Criptomoedas entram na partilha de bens?
Criptomoedas podem ser incluídas na partilha de bens em casos de divórcio ou dissolução de união estável, exigindo avaliação adequada.
As criptomoedas já fazem parte do patrimônio de muitas pessoas e, por isso, começaram a aparecer também em divórcios e inventários. Surge então uma dúvida comum: criptomoedas entram na partilha de bens?
O tema causa insegurança porque envolve dinheiro, tecnologia e regras jurídicas ao mesmo tempo.

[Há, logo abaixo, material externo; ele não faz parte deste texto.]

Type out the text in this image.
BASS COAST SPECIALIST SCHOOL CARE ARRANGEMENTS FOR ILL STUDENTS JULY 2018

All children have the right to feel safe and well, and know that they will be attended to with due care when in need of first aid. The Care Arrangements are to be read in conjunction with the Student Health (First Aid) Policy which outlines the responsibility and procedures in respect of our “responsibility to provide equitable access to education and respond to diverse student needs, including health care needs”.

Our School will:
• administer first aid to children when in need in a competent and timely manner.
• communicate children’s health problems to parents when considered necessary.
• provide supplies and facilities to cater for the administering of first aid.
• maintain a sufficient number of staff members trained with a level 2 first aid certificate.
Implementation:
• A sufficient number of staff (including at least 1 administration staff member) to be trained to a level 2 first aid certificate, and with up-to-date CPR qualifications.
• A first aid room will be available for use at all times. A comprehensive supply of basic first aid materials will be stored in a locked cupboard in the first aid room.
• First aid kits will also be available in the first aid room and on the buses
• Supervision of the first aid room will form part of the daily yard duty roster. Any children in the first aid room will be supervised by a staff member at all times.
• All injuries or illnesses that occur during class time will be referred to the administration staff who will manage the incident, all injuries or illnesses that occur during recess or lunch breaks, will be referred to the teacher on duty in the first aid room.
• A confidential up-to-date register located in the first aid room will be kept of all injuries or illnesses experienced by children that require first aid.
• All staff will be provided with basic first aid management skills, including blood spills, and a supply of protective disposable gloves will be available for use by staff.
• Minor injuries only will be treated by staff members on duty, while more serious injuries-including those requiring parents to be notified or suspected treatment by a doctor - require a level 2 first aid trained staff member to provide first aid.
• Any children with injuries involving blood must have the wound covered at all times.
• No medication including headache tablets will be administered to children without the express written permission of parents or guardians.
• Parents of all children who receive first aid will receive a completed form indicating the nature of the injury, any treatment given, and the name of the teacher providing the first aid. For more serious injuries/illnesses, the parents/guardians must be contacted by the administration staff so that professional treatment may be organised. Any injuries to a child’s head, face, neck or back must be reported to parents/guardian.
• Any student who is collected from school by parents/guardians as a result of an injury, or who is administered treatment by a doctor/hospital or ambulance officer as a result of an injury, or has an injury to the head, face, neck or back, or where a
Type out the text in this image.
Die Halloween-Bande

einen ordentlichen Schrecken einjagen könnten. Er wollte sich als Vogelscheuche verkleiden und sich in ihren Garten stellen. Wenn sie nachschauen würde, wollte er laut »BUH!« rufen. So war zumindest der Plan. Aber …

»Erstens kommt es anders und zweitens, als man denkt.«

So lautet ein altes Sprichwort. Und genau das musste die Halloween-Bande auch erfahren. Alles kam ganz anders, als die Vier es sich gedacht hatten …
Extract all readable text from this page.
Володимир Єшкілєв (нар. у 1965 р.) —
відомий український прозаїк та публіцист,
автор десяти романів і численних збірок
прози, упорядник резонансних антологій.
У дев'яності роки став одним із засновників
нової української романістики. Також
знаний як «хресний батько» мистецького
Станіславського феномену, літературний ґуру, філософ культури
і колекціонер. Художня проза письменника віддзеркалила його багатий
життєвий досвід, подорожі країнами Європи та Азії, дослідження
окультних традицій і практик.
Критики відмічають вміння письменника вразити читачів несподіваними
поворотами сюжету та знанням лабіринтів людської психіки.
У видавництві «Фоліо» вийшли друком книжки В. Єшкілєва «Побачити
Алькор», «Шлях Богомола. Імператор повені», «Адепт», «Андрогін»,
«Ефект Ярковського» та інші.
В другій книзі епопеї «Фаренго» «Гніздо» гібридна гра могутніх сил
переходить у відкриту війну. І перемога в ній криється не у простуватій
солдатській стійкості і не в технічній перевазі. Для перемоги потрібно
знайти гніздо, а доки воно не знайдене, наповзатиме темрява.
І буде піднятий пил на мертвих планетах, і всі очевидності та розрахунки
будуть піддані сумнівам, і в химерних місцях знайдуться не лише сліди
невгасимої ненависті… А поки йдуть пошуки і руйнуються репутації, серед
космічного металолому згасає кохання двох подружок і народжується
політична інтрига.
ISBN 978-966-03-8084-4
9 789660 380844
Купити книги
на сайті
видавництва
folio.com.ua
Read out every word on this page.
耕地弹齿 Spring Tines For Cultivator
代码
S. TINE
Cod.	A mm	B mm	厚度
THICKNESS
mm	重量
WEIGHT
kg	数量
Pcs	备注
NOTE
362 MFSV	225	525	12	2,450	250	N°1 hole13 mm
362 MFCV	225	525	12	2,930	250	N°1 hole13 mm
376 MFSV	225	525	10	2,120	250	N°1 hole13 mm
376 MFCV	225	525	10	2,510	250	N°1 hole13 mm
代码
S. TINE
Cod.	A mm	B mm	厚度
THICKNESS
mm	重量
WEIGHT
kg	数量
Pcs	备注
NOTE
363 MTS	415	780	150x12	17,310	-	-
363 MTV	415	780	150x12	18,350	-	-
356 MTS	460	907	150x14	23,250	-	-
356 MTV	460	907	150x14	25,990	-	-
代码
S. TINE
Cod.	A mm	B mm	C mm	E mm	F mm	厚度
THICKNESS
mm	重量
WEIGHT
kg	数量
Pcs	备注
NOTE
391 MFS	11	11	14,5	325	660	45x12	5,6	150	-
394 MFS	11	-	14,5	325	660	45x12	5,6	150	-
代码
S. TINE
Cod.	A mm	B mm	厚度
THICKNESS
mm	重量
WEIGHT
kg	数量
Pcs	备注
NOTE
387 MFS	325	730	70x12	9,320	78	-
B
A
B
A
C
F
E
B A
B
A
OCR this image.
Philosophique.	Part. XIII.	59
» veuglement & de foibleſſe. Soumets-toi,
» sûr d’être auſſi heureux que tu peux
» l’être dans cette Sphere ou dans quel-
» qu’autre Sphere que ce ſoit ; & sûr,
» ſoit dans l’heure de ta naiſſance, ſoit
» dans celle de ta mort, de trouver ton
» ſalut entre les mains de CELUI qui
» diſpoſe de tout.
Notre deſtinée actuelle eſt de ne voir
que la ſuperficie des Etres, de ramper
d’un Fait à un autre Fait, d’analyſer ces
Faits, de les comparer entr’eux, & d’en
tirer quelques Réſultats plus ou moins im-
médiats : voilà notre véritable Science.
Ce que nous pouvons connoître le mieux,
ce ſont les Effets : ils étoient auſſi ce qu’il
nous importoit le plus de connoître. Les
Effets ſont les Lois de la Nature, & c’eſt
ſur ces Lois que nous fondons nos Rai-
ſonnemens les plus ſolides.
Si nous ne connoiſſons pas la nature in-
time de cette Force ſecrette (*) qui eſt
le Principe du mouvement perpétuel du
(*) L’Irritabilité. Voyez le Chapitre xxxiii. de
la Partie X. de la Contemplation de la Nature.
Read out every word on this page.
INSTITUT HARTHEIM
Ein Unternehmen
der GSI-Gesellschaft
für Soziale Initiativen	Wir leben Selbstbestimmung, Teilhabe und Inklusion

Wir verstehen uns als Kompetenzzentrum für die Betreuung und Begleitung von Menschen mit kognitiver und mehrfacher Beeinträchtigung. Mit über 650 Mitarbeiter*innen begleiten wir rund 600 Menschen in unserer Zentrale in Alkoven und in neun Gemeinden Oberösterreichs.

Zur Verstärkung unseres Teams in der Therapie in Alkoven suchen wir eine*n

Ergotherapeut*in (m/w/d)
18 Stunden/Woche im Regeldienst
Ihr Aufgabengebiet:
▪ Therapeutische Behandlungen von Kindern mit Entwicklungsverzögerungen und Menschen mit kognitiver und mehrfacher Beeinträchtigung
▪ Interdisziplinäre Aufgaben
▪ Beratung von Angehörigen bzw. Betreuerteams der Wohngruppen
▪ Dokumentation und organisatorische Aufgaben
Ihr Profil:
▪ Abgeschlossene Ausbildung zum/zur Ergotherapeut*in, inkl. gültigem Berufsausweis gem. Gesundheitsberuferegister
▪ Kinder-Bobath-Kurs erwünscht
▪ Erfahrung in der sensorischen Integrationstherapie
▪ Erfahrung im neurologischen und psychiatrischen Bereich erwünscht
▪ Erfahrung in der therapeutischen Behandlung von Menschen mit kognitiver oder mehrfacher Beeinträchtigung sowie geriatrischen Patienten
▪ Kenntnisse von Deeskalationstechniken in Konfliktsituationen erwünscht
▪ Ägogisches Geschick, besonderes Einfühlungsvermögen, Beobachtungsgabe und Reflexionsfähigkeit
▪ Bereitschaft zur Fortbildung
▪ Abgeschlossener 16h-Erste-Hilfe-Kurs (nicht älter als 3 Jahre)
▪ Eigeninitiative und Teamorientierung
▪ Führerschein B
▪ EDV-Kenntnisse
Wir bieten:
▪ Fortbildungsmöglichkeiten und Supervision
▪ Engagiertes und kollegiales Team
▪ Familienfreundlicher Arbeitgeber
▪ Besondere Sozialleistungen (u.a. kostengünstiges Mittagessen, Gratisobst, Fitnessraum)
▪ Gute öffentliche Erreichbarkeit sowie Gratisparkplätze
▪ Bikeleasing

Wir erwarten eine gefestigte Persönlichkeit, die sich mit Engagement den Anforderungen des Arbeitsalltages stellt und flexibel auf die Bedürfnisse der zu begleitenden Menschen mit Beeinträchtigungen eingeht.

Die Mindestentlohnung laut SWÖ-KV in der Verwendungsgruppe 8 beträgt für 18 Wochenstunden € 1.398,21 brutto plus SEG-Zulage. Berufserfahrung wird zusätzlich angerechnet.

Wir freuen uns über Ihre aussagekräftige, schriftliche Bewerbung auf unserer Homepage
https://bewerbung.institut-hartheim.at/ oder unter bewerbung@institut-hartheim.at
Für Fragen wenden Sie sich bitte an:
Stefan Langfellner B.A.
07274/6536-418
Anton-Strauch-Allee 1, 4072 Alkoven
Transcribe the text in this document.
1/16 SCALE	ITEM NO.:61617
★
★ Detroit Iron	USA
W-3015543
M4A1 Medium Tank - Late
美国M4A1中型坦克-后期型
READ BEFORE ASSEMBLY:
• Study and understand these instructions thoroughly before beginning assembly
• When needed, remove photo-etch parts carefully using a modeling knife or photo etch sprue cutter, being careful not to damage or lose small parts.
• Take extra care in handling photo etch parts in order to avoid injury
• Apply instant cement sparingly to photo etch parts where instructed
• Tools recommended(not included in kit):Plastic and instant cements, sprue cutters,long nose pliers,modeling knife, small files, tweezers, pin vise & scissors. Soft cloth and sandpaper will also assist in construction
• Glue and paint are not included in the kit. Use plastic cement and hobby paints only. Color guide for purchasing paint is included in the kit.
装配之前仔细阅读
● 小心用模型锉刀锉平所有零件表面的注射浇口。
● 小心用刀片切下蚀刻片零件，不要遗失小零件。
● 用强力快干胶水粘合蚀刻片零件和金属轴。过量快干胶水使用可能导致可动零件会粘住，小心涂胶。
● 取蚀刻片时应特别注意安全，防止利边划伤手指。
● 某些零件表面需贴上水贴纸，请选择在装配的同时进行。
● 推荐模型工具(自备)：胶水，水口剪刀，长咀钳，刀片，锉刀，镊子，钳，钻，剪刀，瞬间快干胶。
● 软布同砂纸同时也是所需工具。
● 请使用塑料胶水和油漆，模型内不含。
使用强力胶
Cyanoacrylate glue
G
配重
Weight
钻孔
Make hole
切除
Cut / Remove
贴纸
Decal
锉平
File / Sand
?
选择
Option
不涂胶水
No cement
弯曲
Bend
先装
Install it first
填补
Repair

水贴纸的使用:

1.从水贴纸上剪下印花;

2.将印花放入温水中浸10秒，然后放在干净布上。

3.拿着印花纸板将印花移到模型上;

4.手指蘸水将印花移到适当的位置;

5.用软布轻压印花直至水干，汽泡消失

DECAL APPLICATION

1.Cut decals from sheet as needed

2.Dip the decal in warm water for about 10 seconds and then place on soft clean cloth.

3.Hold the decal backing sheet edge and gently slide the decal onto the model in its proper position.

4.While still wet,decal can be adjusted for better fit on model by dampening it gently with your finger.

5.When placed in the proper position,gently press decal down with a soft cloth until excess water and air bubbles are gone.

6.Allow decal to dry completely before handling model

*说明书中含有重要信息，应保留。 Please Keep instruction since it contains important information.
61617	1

Este conteúdo foi preparado para esclarecer como a lei brasileira trata esses ativos digitais e o que pode acontecer em situações de separação ou falecimento.
Se esse é o seu caso, ou se você quer se prevenir, continue a leitura e entenda, passo a passo, como funciona a partilha de criptomoedas.
Sabemos que questões jurídicas podem gerar dúvidas, e entender seus direitos é essencial para tomar decisões informadas. Em caso de dúvidas sobre o assunto, entre em contato: clique aqui!
Desse modo, pensando em te ajudar, preparamos este artigo no qual você aprenderá:
- O que são criptomoedas e como funcionam?
- Como as criptomoedas são avaliadas para partilha de bens?
- Todas as criptomoedas entram na partilha de bens?
- É possível ocultar criptomoedas na partilha?
- Qual o papel do advogado na divisão de criptomoedas?
- Como garantir que as criptomoedas sejam divididas corretamente?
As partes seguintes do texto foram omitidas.